Landray and his team earlier Tuesday published the results of a study, which has not been peer-reviewed, that show the cheap steroid cut the risk of death by a third for Covid-19 patients on ventilators, and by a fifth for those on supplemental oxygen. The underlying data from the study has yet to be published, but the U.K. researchers who led the trial described the results as “a major breakthrough.”

The drug is the first to show signs that it can improve survival among Covid-19 patients, the researchers said. There are currently no drugs approved by the FDA for the treatment of the disease caused by the coronavirus, which has killed at least 438,843 people around the world.

Landray told CNBC that the drug appears to effectively combat some aspects of the disease, but a treatment regimen in combination with other therapeutics, like an antiviral drug or antibody treatment, could prove to be even more effective in preventing death.

“It’s very likely that we’ll end up with a situation where a combination of drugs are used, just as we see in HIV, just as we see in heart disease, in many other areas of medicine,” he said on CNBC’s “Closing Bell.” “But this is the first step. It’s a good first step.”

Dexamethasone, a steroid medication that’s been used for decades to treat conditions like arthritis and asthma, is cheap and widely available, Landray said. He added that the drug combats Covid-19 by “dampening” the body’s immune response, which in the sickest patients “almost turns against the body.” This phenomenon, referred to by doctors as a cytokine storm, can severely damage Covid-19 patients’ lungs and result in death.

In order to build on the study’s findings, researchers will hopefully find a drug or therapeutic that attacks the virus itself rather than the body’s response to the disease, Landray said. Such a drug could potentially be taken in conjunction with dexamethasone to create a robust combination treatment.

“It’s a cheap drug, widely available — that’s going to be first line therapy,” he said. “And the question is do these other drugs now work on top of dexamethasone.”

Gilead’s remdesivir would be one such antiviral drug, but it has not proven to improve a patient’s chances of surviving Covid-19. Studies have indicated remdesivir shortens the recovery time for patients.

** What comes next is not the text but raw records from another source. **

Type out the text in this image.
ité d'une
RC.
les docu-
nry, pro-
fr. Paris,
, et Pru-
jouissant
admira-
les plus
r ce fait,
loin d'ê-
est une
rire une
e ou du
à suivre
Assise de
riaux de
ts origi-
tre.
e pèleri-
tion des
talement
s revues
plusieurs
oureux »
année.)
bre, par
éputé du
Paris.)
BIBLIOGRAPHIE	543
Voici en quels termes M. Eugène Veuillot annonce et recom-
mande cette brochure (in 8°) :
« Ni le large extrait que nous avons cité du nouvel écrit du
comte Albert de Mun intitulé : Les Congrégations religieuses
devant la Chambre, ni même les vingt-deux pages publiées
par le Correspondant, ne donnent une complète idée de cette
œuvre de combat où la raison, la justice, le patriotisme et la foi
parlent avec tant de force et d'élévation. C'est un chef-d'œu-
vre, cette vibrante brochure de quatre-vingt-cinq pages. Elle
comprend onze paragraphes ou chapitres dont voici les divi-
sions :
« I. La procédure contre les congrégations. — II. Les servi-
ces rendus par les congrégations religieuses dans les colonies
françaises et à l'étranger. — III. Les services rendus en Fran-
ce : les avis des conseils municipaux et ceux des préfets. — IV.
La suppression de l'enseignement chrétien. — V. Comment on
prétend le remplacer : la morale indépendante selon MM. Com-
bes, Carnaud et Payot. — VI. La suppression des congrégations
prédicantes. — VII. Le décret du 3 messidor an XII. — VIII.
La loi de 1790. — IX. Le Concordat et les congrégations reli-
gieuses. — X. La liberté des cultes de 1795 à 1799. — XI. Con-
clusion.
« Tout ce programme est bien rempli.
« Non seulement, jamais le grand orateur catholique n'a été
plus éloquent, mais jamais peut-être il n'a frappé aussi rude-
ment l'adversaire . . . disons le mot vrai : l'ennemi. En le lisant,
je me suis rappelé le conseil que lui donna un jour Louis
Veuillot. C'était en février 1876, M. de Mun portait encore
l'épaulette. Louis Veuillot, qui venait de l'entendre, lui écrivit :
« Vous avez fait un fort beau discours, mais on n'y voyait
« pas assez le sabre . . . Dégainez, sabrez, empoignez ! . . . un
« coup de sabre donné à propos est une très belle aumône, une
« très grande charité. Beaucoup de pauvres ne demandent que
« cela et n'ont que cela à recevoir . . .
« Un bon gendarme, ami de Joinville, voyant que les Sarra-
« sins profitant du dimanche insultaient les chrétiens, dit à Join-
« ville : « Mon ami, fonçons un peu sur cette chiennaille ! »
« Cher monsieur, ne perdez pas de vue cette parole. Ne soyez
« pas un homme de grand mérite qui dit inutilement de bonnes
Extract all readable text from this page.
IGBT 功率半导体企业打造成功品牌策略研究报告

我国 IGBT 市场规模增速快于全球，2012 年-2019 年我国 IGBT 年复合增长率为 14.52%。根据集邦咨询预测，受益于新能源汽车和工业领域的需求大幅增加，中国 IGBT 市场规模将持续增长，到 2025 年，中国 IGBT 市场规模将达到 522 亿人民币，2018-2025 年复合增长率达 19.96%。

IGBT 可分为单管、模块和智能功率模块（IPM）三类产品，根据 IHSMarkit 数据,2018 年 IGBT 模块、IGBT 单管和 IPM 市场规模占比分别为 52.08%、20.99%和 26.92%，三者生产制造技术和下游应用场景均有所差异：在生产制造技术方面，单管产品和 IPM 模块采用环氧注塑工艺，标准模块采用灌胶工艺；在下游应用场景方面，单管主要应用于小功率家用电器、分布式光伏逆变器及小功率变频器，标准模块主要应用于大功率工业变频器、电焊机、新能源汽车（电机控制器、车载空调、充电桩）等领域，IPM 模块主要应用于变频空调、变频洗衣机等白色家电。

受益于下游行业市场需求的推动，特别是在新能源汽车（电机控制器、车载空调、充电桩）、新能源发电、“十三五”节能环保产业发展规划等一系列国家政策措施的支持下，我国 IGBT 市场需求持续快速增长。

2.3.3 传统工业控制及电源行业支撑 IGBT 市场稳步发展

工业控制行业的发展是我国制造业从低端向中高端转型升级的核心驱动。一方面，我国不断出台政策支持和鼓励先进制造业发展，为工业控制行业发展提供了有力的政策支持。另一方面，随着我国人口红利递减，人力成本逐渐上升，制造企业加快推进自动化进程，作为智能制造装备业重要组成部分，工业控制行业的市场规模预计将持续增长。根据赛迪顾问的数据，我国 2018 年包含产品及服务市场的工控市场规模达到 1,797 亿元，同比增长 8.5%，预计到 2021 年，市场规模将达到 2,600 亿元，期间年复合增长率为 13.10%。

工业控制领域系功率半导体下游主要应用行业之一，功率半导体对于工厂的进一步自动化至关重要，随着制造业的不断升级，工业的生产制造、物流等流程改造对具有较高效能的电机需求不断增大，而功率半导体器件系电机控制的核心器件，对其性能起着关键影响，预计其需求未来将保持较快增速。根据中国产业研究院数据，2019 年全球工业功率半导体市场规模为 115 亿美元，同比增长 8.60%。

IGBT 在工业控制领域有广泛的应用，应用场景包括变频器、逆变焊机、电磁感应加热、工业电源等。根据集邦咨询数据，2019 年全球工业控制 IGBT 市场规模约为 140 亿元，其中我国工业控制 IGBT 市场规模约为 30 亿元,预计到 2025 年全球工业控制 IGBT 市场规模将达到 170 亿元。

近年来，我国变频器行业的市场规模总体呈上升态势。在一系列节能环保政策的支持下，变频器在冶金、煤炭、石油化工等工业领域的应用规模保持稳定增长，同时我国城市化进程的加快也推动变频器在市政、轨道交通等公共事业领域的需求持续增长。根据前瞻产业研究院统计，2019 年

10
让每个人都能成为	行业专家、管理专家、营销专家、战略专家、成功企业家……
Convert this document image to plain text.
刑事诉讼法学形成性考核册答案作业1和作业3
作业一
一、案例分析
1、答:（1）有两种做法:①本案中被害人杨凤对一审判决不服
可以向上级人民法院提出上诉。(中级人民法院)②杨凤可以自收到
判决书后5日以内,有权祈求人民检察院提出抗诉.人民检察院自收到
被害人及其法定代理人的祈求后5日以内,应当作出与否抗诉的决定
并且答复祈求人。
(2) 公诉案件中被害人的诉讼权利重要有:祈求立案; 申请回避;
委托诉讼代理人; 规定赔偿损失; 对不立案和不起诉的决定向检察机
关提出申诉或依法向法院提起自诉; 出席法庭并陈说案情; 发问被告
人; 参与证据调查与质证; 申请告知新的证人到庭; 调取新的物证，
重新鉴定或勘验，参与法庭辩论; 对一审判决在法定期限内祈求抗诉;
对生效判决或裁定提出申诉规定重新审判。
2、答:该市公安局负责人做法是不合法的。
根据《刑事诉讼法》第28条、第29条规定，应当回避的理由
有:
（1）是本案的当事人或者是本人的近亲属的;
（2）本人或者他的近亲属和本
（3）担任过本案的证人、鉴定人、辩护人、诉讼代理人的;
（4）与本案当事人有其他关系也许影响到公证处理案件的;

While dexamethasone effectively treated hospitalized patients enrolled in Landray’s study, it did not have a beneficial effect on patients who were not sick enough to require respiratory support. Most people infected with the virus will not require hospitalization or respiratory support, according to data from the Centers for Disease Control and Prevention.

“This is not a treatment for the community,” Landray said. “This is a treatment for the sickest patients. But if you had to have a drug and choose where it was going to work, you’d choose for it to work in the very high-risk group, the sickest patients.”

While more research is needed and the study still needs to be reviewed, Landray said that “thousands of patients are dying each day” and the findings from his study are “good for patients today.”